Bias in Speech Recognition Performance
Accent and dialect variation is only one among the many factors that have been shown to influence speech recognition performance[4]. Speech-to-text systems have also been shown to exhibit systematic inaccuracies or biases towards groups of speakers with varying age, gender, and other demographic factors[5-8]. While some of these variables affect our voices more than others, algorithmic biases observed in speech-to-text are thought to reflect broader historical, societal biases and prejudices.
Artificial intelligence (AI) bias in speech-to-text not only affects the reliability of speech technologies in real-world applications but it can perpetuate discrimination at a large scale. At Speechmatics, we strive to reduce bias as much as possible by utilizing rich representations of speech learnt from millions of hours of unlabeled audio with self-supervised learning. With the release of Ursa, we’ve scaled our machine learning models to create additional capacity to learn from our multilingual data and further reduce bias on diverse voice cohorts. This is how Ursa sets new standards for speech-to-text fairness with the best accuracy across the spectrum.
Accuracy Across Demographics
Based on a combination of the Casual Conversation[2] and CORAAL[3] datasets, we evaluated Ursa’s transcription performance against other speech-to-text providers across several demographic factors. We found that independent of age, gender identity, skin tone, socio-economic status, and level of education, Ursa offers the best transcription accuracy across all demographics with a 10% lead over the nearest vendor (see Figure 3 - 6).

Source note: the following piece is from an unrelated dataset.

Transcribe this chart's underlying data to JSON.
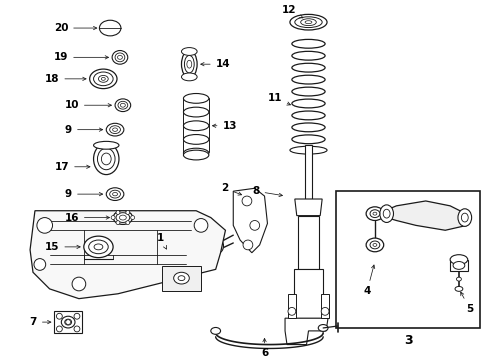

It’s no news that a wide variety of different AI applications have been reported to be biased against women. Numerous studies have shown consistent algorithmic differences between women and men, with better performance for men in tasks from face recognition[9] to language translation[10]. These issues have been extensively covered by the media[11]. In the context of speech-to-text, Ursa stands out from the competition as the most accurate speech-to-text system across both female and male speakers (see Figure 3). Specifically, Ursa is almost 30% more accurate than Google on male speech.